It’s been a bumpy year for North Carolina Governor Pat McCrory, who signed the transphobic, anti-gay, questionably legal HB2 into law and has been clumsily trying to defend it ever since. Last week, in the midst of a sweaty reelection campaign, his staff held a Q&A that supposedly featured questions from the Charlotte Observer. In fact, they were softball questions from his staff; delightfully, an actual reporter from the Observer was present to ask what the hell.
In a piece we saw via Media Matters, the Observer’s editorial page editor Taylor Batten writes that he attended a business group luncheon where McCrory was supposedly taking questions from the media and the audience. The questions were written down and read to him by a moderator; three of them were billed as coming from the Charlotte Observer.
Batten was understandably a little miffed, especially when he was prevented from asking an actual question so that fake questions from his not-real colleagues could get through:
When the moderator asked how to get started, McCrory said, “Anything you like. No filter here.” Sure, who needs a filter when you posed the questions yourself?
When I tried to ask McCrory a question, the filter went up. “We’ve got three Observer questions answered already. I think you guys dominate the news enough.”
Of course, those weren’t Observer questions. They were softballs from his staff about what he wanted to do with his next term; how he wanted to reduce the state’s rape kit backlog; and how the state crime lab performed under McCrory’s opponent, Roy Cooper.
Batten reports that McCrory skedaddled soon after:
When the event was over, McCrory did not meet with the throng of reporters who were there. He ducked out a side door and down a hall that led to a back exit. I followed him to try to ask him about HB2, but his staff blocked me.

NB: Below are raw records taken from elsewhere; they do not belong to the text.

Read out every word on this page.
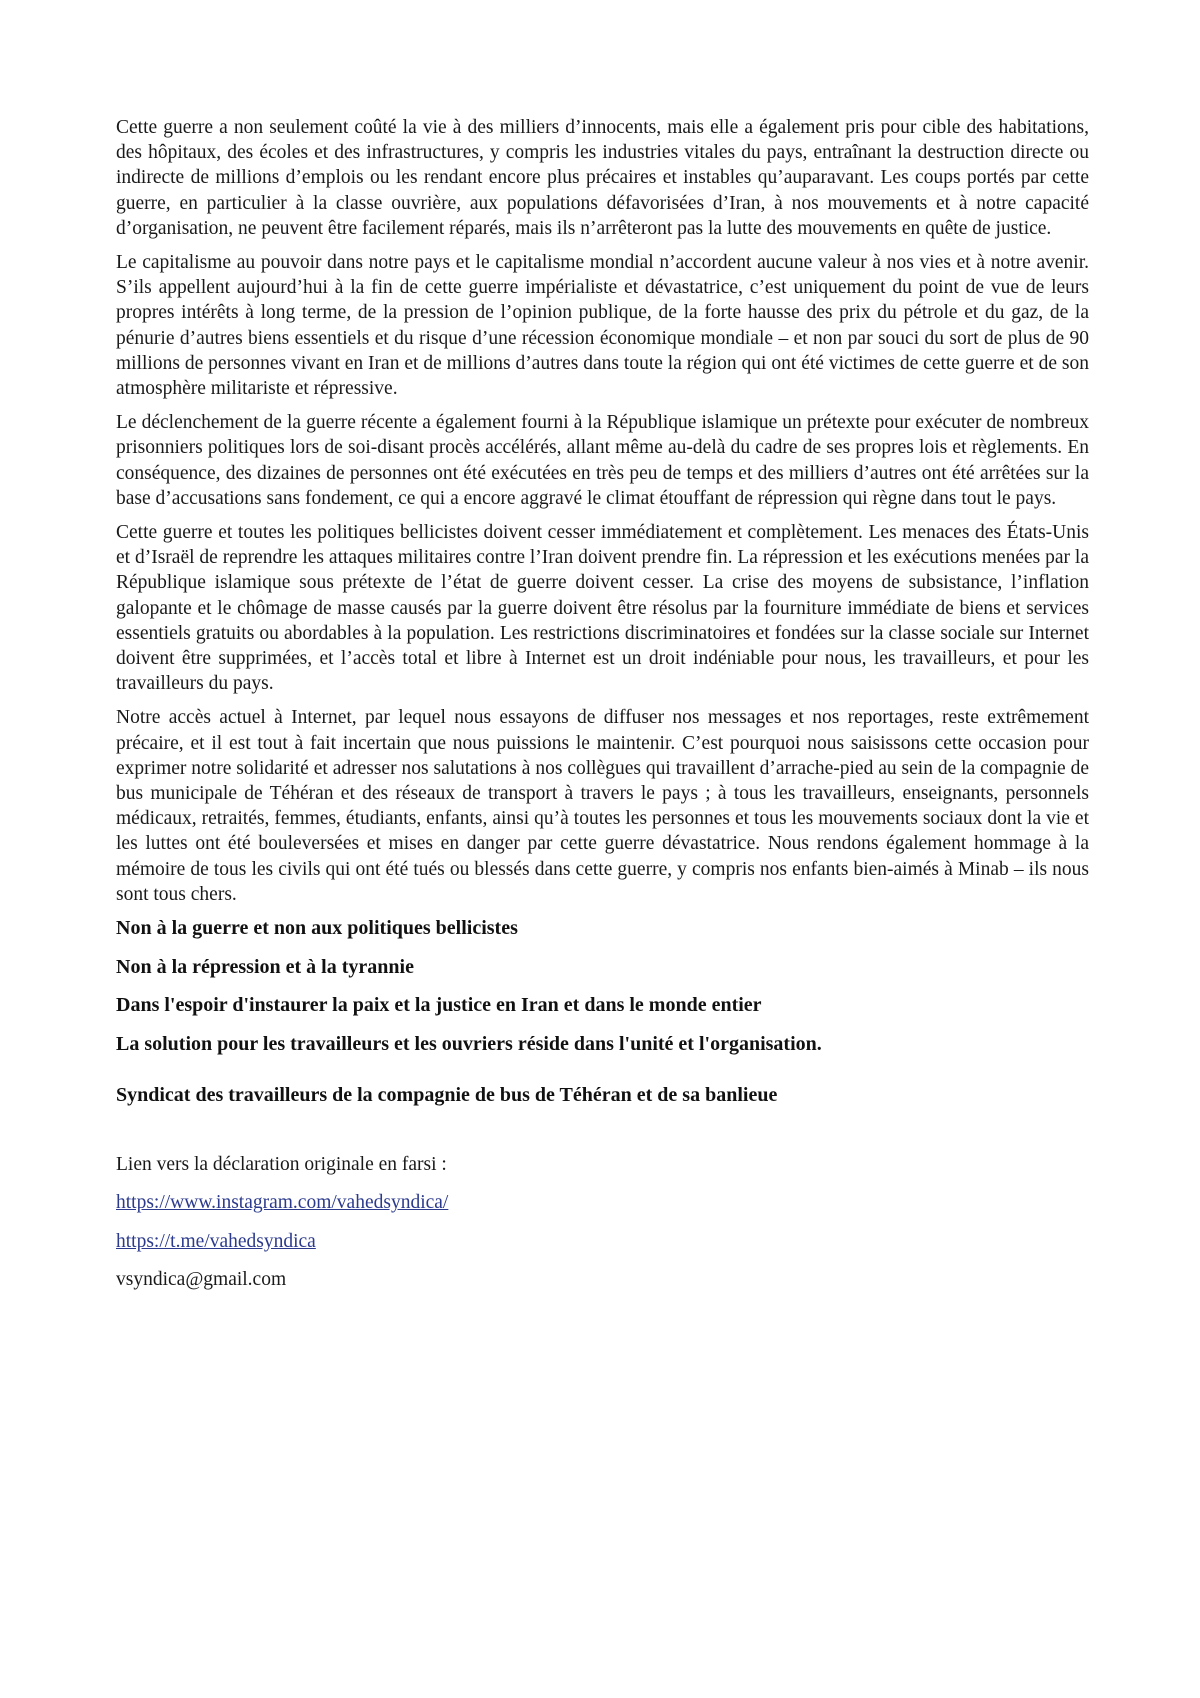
Cette guerre a non seulement coûté la vie à des milliers d’innocents, mais elle a également pris pour cible des habitations, des hôpitaux, des écoles et des infrastructures, y compris les industries vitales du pays, entraînant la destruction directe ou indirecte de millions d’emplois ou les rendant encore plus précaires et instables qu’auparavant. Les coups portés par cette guerre, en particulier à la classe ouvrière, aux populations défavorisées d’Iran, à nos mouvements et à notre capacité d’organisation, ne peuvent être facilement réparés, mais ils n’arrêteront pas la lutte des mouvements en quête de justice.

Le capitalisme au pouvoir dans notre pays et le capitalisme mondial n’accordent aucune valeur à nos vies et à notre avenir. S’ils appellent aujourd’hui à la fin de cette guerre impérialiste et dévastatrice, c’est uniquement du point de vue de leurs propres intérêts à long terme, de la pression de l’opinion publique, de la forte hausse des prix du pétrole et du gaz, de la pénurie d’autres biens essentiels et du risque d’une récession économique mondiale – et non par souci du sort de plus de 90 millions de personnes vivant en Iran et de millions d’autres dans toute la région qui ont été victimes de cette guerre et de son atmosphère militariste et répressive.

Le déclenchement de la guerre récente a également fourni à la République islamique un prétexte pour exécuter de nombreux prisonniers politiques lors de soi-disant procès accélérés, allant même au-delà du cadre de ses propres lois et règlements. En conséquence, des dizaines de personnes ont été exécutées en très peu de temps et des milliers d’autres ont été arrêtées sur la base d’accusations sans fondement, ce qui a encore aggravé le climat étouffant de répression qui règne dans tout le pays.

Cette guerre et toutes les politiques bellicistes doivent cesser immédiatement et complètement. Les menaces des États-Unis et d’Israël de reprendre les attaques militaires contre l’Iran doivent prendre fin. La répression et les exécutions menées par la République islamique sous prétexte de l’état de guerre doivent cesser. La crise des moyens de subsistance, l’inflation galopante et le chômage de masse causés par la guerre doivent être résolus par la fourniture immédiate de biens et services essentiels gratuits ou abordables à la population. Les restrictions discriminatoires et fondées sur la classe sociale sur Internet doivent être supprimées, et l’accès total et libre à Internet est un droit indéniable pour nous, les travailleurs, et pour les travailleurs du pays.

Notre accès actuel à Internet, par lequel nous essayons de diffuser nos messages et nos reportages, reste extrêmement précaire, et il est tout à fait incertain que nous puissions le maintenir. C’est pourquoi nous saisissons cette occasion pour exprimer notre solidarité et adresser nos salutations à nos collègues qui travaillent d’arrache-pied au sein de la compagnie de bus municipale de Téhéran et des réseaux de transport à travers le pays ; à tous les travailleurs, enseignants, personnels médicaux, retraités, femmes, étudiants, enfants, ainsi qu’à toutes les personnes et tous les mouvements sociaux dont la vie et les luttes ont été bouleversées et mises en danger par cette guerre dévastatrice. Nous rendons également hommage à la mémoire de tous les civils qui ont été tués ou blessés dans cette guerre, y compris nos enfants bien-aimés à Minab – ils nous sont tous chers.

Non à la guerre et non aux politiques bellicistes

Non à la répression et à la tyrannie

Dans l'espoir d'instaurer la paix et la justice en Iran et dans le monde entier

La solution pour les travailleurs et les ouvriers réside dans l'unité et l'organisation.

Syndicat des travailleurs de la compagnie de bus de Téhéran et de sa banlieue

Lien vers la déclaration originale en farsi :

https://www.instagram.com/vahedsyndica/
https://t.me/vahedsyndica

vsyndica@gmail.com
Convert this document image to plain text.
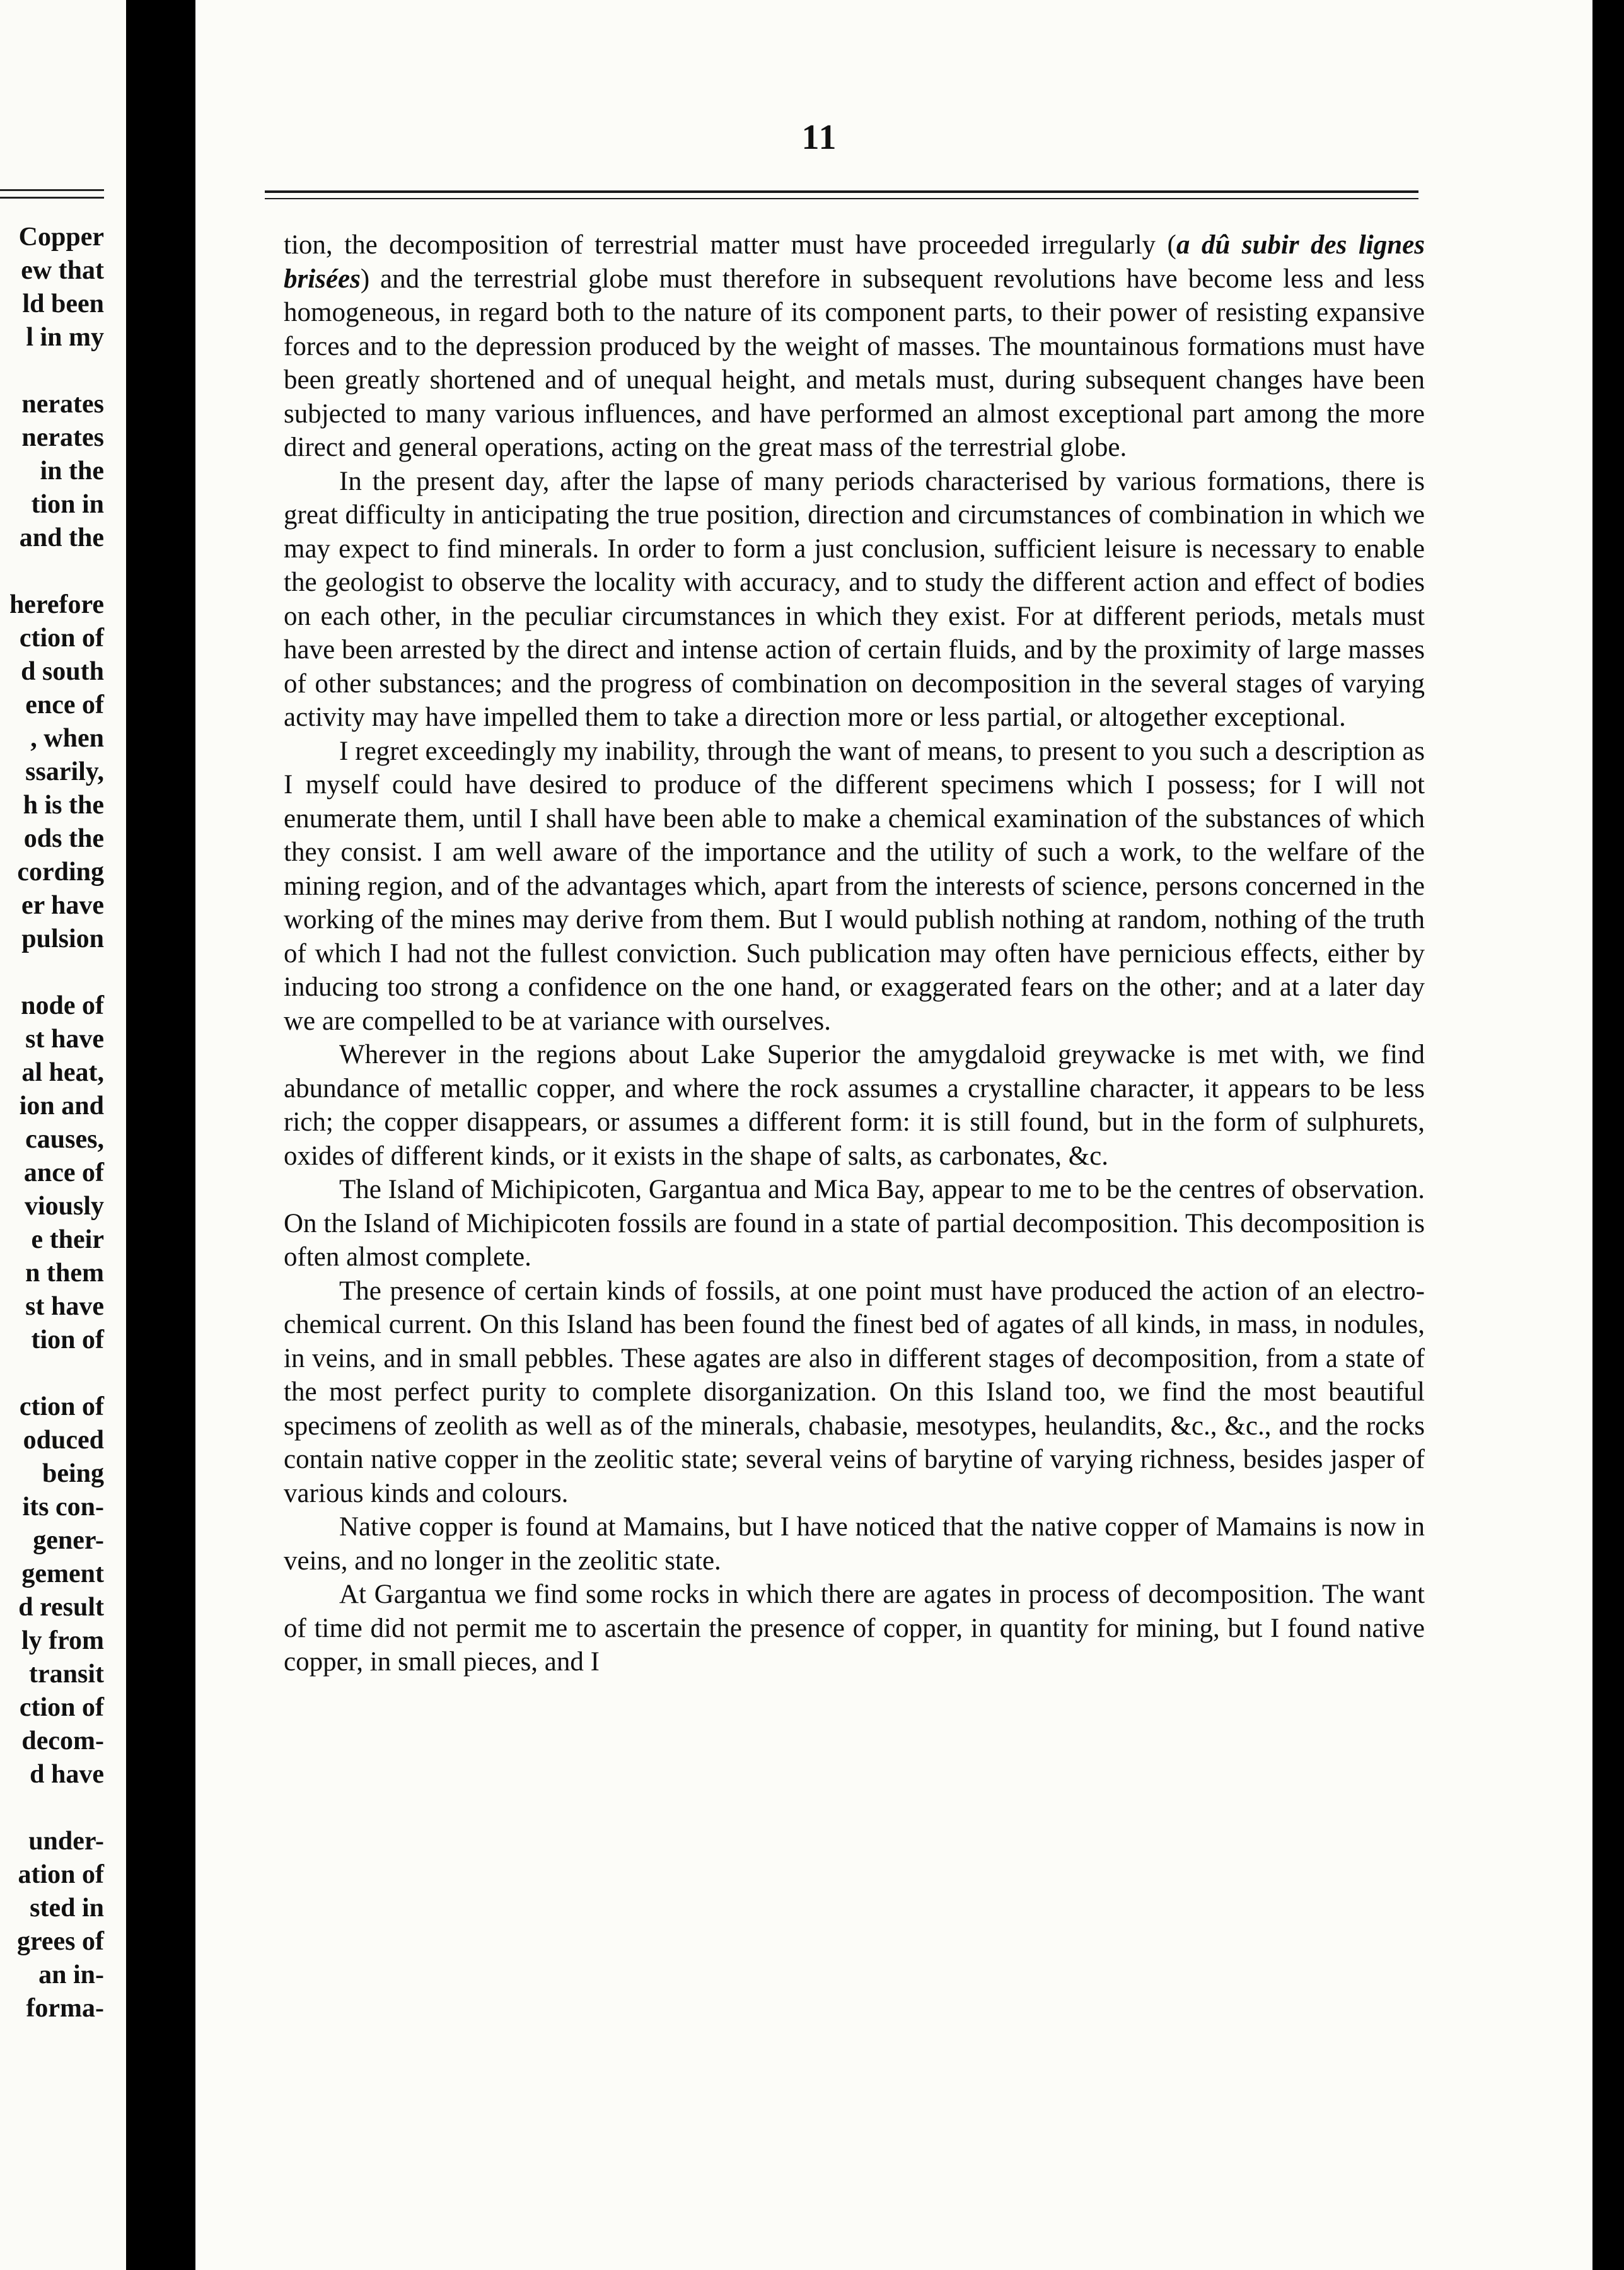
Copper
ew that
ld been
l in my
nerates
nerates
in the
tion in
and the
herefore
ction of
d south
ence of
, when
ssarily,
h is the
ods the
cording
er have
pulsion
node of
st have
al heat,
ion and
causes,
ance of
viously
e their
n them
st have
tion of
ction of
oduced
being
its con-
gener-
gement
d result
ly from
transit
ction of
decom-
d have
under-
ation of
sted in
grees of
an in-
forma-
11

tion, the decomposition of terrestrial matter must have proceeded irregularly (a dû subir des lignes brisées) and the terrestrial globe must therefore in subsequent revolutions have become less and less homogeneous, in regard both to the nature of its component parts, to their power of resisting expansive forces and to the depression produced by the weight of masses. The mountainous formations must have been greatly shortened and of unequal height, and metals must, during subsequent changes have been subjected to many various influences, and have performed an almost exceptional part among the more direct and general operations, acting on the great mass of the terrestrial globe.

In the present day, after the lapse of many periods characterised by various formations, there is great difficulty in anticipating the true position, direction and circumstances of combination in which we may expect to find minerals. In order to form a just conclusion, sufficient leisure is necessary to enable the geologist to observe the locality with accuracy, and to study the different action and effect of bodies on each other, in the peculiar circumstances in which they exist. For at different periods, metals must have been arrested by the direct and intense action of certain fluids, and by the proximity of large masses of other substances; and the progress of combination on decomposition in the several stages of varying activity may have impelled them to take a direction more or less partial, or altogether exceptional.

I regret exceedingly my inability, through the want of means, to present to you such a description as I myself could have desired to produce of the different specimens which I possess; for I will not enumerate them, until I shall have been able to make a chemical examination of the substances of which they consist. I am well aware of the importance and the utility of such a work, to the welfare of the mining region, and of the advantages which, apart from the interests of science, persons concerned in the working of the mines may derive from them. But I would publish nothing at random, nothing of the truth of which I had not the fullest conviction. Such publication may often have pernicious effects, either by inducing too strong a confidence on the one hand, or exaggerated fears on the other; and at a later day we are compelled to be at variance with ourselves.

Wherever in the regions about Lake Superior the amygdaloid greywacke is met with, we find abundance of metallic copper, and where the rock assumes a crystalline character, it appears to be less rich; the copper disappears, or assumes a different form: it is still found, but in the form of sulphurets, oxides of different kinds, or it exists in the shape of salts, as carbonates, &c.

The Island of Michipicoten, Gargantua and Mica Bay, appear to me to be the centres of observation. On the Island of Michipicoten fossils are found in a state of partial decomposition. This decomposition is often almost complete.

The presence of certain kinds of fossils, at one point must have produced the action of an electro-chemical current. On this Island has been found the finest bed of agates of all kinds, in mass, in nodules, in veins, and in small pebbles. These agates are also in different stages of decomposition, from a state of the most perfect purity to complete disorganization. On this Island too, we find the most beautiful specimens of zeolith as well as of the minerals, chabasie, mesotypes, heulandits, &c., &c., and the rocks contain native copper in the zeolitic state; several veins of barytine of varying richness, besides jasper of various kinds and colours.

Native copper is found at Mamains, but I have noticed that the native copper of Mamains is now in veins, and no longer in the zeolitic state.

At Gargantua we find some rocks in which there are agates in process of decomposition. The want of time did not permit me to ascertain the presence of copper, in quantity for mining, but I found native copper, in small pieces, and I
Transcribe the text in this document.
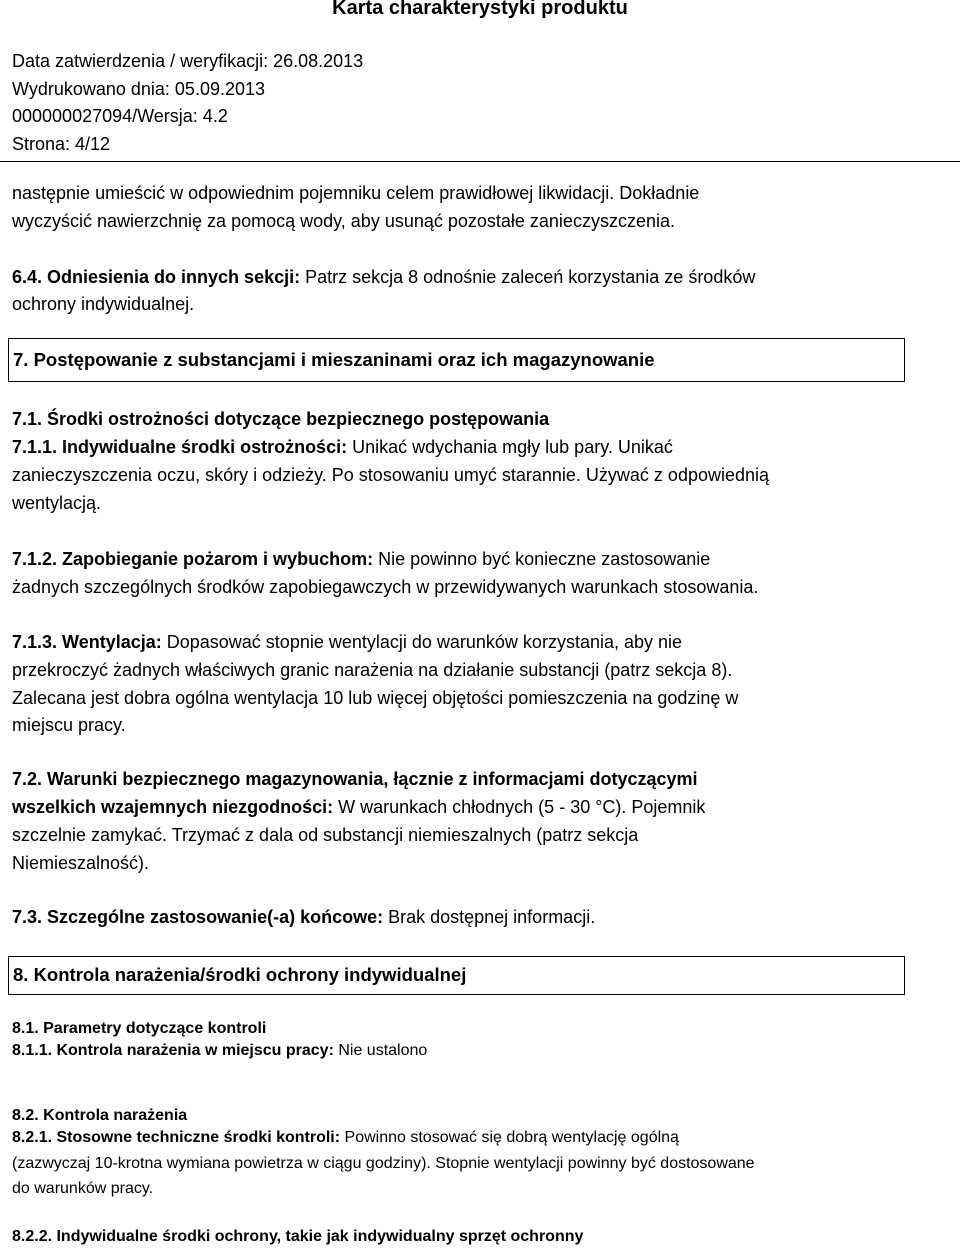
Karta charakterystyki produktu
Data zatwierdzenia / weryfikacji: 26.08.2013
Wydrukowano dnia: 05.09.2013
000000027094/Wersja: 4.2
Strona: 4/12
następnie umieścić w odpowiednim pojemniku celem prawidłowej likwidacji. Dokładnie
wyczyścić nawierzchnię za pomocą wody, aby usunąć pozostałe zanieczyszczenia.
6.4. Odniesienia do innych sekcji: Patrz sekcja 8 odnośnie zaleceń korzystania ze środków
ochrony indywidualnej.
7. Postępowanie z substancjami i mieszaninami oraz ich magazynowanie
7.1. Środki ostrożności dotyczące bezpiecznego postępowania
7.1.1. Indywidualne środki ostrożności: Unikać wdychania mgły lub pary. Unikać
zanieczyszczenia oczu, skóry i odzieży. Po stosowaniu umyć starannie. Używać z odpowiednią
wentylacją.
7.1.2. Zapobieganie pożarom i wybuchom: Nie powinno być konieczne zastosowanie
żadnych szczególnych środków zapobiegawczych w przewidywanych warunkach stosowania.
7.1.3. Wentylacja: Dopasować stopnie wentylacji do warunków korzystania, aby nie
przekroczyć żadnych właściwych granic narażenia na działanie substancji (patrz sekcja 8).
Zalecana jest dobra ogólna wentylacja 10 lub więcej objętości pomieszczenia na godzinę w
miejscu pracy.
7.2. Warunki bezpiecznego magazynowania, łącznie z informacjami dotyczącymi
wszelkich wzajemnych niezgodności: W warunkach chłodnych (5 - 30 °C). Pojemnik
szczelnie zamykać. Trzymać z dala od substancji niemieszalnych (patrz sekcja
Niemieszalność).
7.3. Szczególne zastosowanie(-a) końcowe: Brak dostępnej informacji.
8. Kontrola narażenia/środki ochrony indywidualnej
8.1. Parametry dotyczące kontroli
8.1.1. Kontrola narażenia w miejscu pracy: Nie ustalono
8.2. Kontrola narażenia
8.2.1. Stosowne techniczne środki kontroli: Powinno stosować się dobrą wentylację ogólną
(zazwyczaj 10-krotna wymiana powietrza w ciągu godziny). Stopnie wentylacji powinny być dostosowane
do warunków pracy.
8.2.2. Indywidualne środki ochrony, takie jak indywidualny sprzęt ochronny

This is delightfully stupid and very embarrassing and couldn’t happen to a nicer guy: McCrory has defended HB2 by falsely claiming it keeps sexual predators out of bathrooms and made it a cornerstone of his reelection campaign, even as the law has cost the state an estimated $330 million in business so far. He’s now bizarrely claiming the state can’t repeal HB2 unless the city of Charlotte agrees to repeal a local anti-discrimination law. He and other conservative lawmakers claim HB2 was a necessary response to Charlotte’s local law, which allows trans people to use the bathroom of their choice. The mayor of Charlotte says the city has no plans to overturn their law and that McCrory will have to solve his HB2 mess himself.